Maybe most importantly, Gilbert addresses the fear and insecurity that holds us back. In the beginning when she was listing what your creativity-killing fears might sound like in your mind, I started crying because so many of them were verbatim things that I’ve said to myself that’s stopped me from doing things I want to do. I think for frazzled mommies who can feel physically, mentally and emotionally drained by creating people, can really easily find reasons not to pursue things just for themselves. Like :
I have no time (what mama feels like she has expanses of free time to leisurely pursue the arts?? She explains that creative geniuses have never had swaths of peaceful time to create yet made their masterpieces around the edges of an overwhelming day to day grind, anyhow.)
I’m too fat right now (why does this matter?! I don’t know –but when carrying pregnancy weight and feeling alienated by my own body I can somehow feel like my self loathing needs to be sorted out before I can think about putting myself/my abilities’out there’ in any way).
I’m too old (many of us mommies have devoted the years when we were young women to our children and put aside our own creative pursuits during that time, unfortunately. Now we are no longer ingenue age, our twenties long behind us, and we feel that it’s probably too late to get started with something new so why bother….worse, we fear looking foolish if we do begin, at our age. That people might pity us for not realizing that we are ‘too old’ & ‘we missed our window’ of when we should have started. We fear that by the time we are any good, we will be really old and by then, we will really be out of place in the given field and really ought to focus on knitting and grandkids like a nice old lady does).
I may never be any good. This book will have you thinking “so what? I will do it anyway, because what is the alternative?! To just be a consumer and sit on the couch and watch TV and wait for something to happen to me?”
I love the part where she recalls an older woman who began pursuing a brand new interest at age 70 and became an expert by her 80s, who told her that it’s a shame women in their twenties and thirties spend that time thinking that everyone’s judging them, then you spend your forties and fifties just not caring what people think about you, and finally in your sixties and seventies you realize no one was ever paying any attention to you in the first place.
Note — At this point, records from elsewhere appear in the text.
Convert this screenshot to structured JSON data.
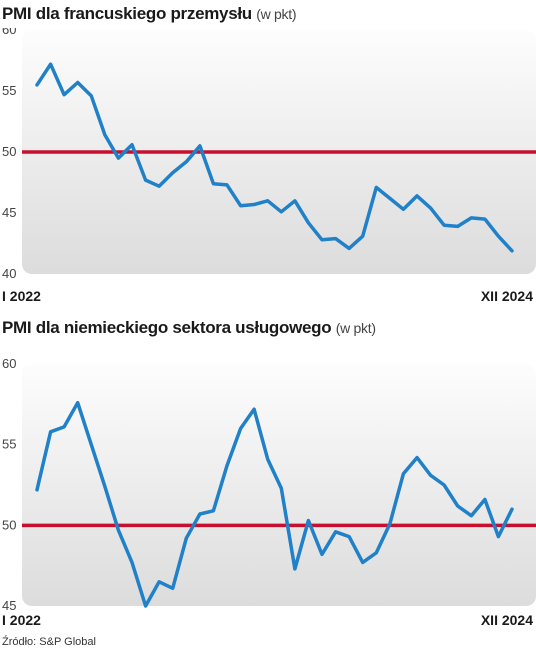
{
  "source": "Źródło: S&P Global",
  "colors": {
    "line": "#2080c8",
    "reference": "#c8102e",
    "panel_top": "#fdfdfd",
    "panel_bottom": "#dcdcdc"
  },
  "chart_data": [
    {
      "type": "line",
      "title": "PMI dla francuskiego przemysłu",
      "unit": "(w pkt)",
      "ylim": [
        40,
        60
      ],
      "yticks": [
        40,
        45,
        50,
        55,
        60
      ],
      "x_start_label": "I 2022",
      "x_end_label": "XII 2024",
      "reference_line": 50,
      "grid": false,
      "series": [
        {
          "values": [
            55.5,
            57.2,
            54.7,
            55.7,
            54.6,
            51.4,
            49.5,
            50.6,
            47.7,
            47.2,
            48.3,
            49.2,
            50.5,
            47.4,
            47.3,
            45.6,
            45.7,
            46.0,
            45.1,
            46.0,
            44.2,
            42.8,
            42.9,
            42.1,
            43.1,
            47.1,
            46.2,
            45.3,
            46.4,
            45.4,
            44.0,
            43.9,
            44.6,
            44.5,
            43.1,
            41.9
          ]
        }
      ]
    },
    {
      "type": "line",
      "title": "PMI dla niemieckiego sektora usługowego",
      "unit": "(w pkt)",
      "ylim": [
        45,
        60
      ],
      "yticks": [
        45,
        50,
        55,
        60
      ],
      "x_start_label": "I 2022",
      "x_end_label": "XII 2024",
      "reference_line": 50,
      "grid": false,
      "series": [
        {
          "values": [
            52.2,
            55.8,
            56.1,
            57.6,
            55.0,
            52.4,
            49.7,
            47.7,
            45.0,
            46.5,
            46.1,
            49.2,
            50.7,
            50.9,
            53.7,
            56.0,
            57.2,
            54.1,
            52.3,
            47.3,
            50.3,
            48.2,
            49.6,
            49.3,
            47.7,
            48.3,
            50.1,
            53.2,
            54.2,
            53.1,
            52.5,
            51.2,
            50.6,
            51.6,
            49.3,
            51.0
          ]
        }
      ]
    }
  ]
}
And she explains why that’s a good thing and you should let it set you free from your stupid fears! Gilbert gives a wake up call that everyone is so wrapped up in their own ‘holy struggle’ to pay much attention to you and your efforts anyways. So do it for you, and do it now.
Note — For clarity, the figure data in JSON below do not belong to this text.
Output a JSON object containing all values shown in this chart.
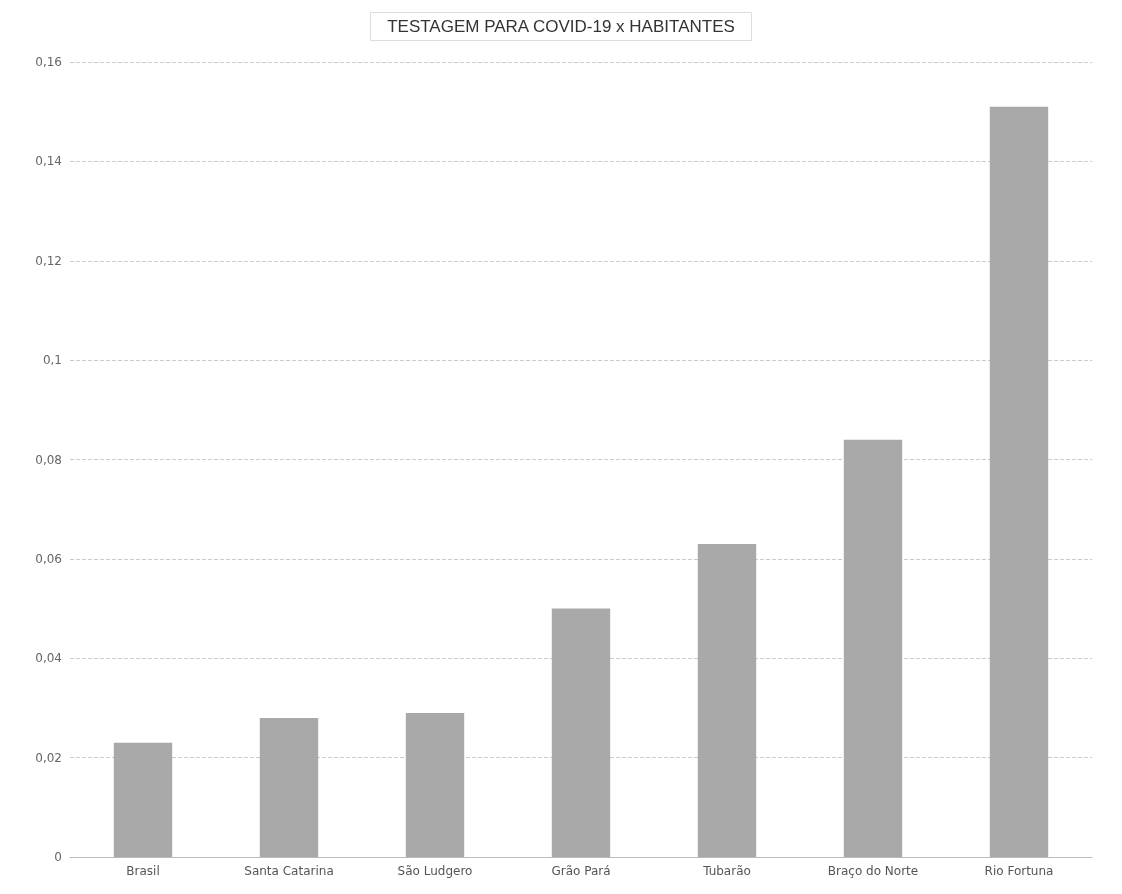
{
  "chart_data": {
    "type": "bar",
    "title": "TESTAGEM PARA COVID-19 x HABITANTES",
    "categories": [
      "Brasil",
      "Santa Catarina",
      "São Ludgero",
      "Grão Pará",
      "Tubarão",
      "Braço do Norte",
      "Rio Fortuna"
    ],
    "values": [
      0.023,
      0.028,
      0.029,
      0.05,
      0.063,
      0.084,
      0.151
    ],
    "color": "#a9a9a9",
    "ylim": [
      0,
      0.16
    ],
    "yticks": [
      0,
      {
        "value": 0.02,
        "label": "0,02"
      },
      {
        "value": 0.04,
        "label": "0,04"
      },
      {
        "value": 0.06,
        "label": "0,06"
      },
      {
        "value": 0.08,
        "label": "0,08"
      },
      {
        "value": 0.1,
        "label": "0,1"
      },
      {
        "value": 0.12,
        "label": "0,12"
      },
      {
        "value": 0.14,
        "label": "0,14"
      },
      {
        "value": 0.16,
        "label": "0,16"
      }
    ],
    "grid": "y"
  }
}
A very shrewd observation was made when she noticed that somehow women seem to let the fear that they are unqualified for a task hold them back much more than men do, as in men think to themselves, “I’m about 44% qualified for the task. When do I start? I’ve got this.” and women think to themselves, “I’m 99.8% qualified for the task so I think I better not.”
And it’s a shame that many women let themselves be held back and paralyzed by that last little smidgen of skill before jumping in, whereas many men jump in confidently (with far less) and end up growing into the role and succeeding. We need to be a bit more oblivious, a bit more like men, and just jump in and figure it the eff out along the way. Amiright?
I think this book might have been even more life changing than the tidying book. That’s saying a lot!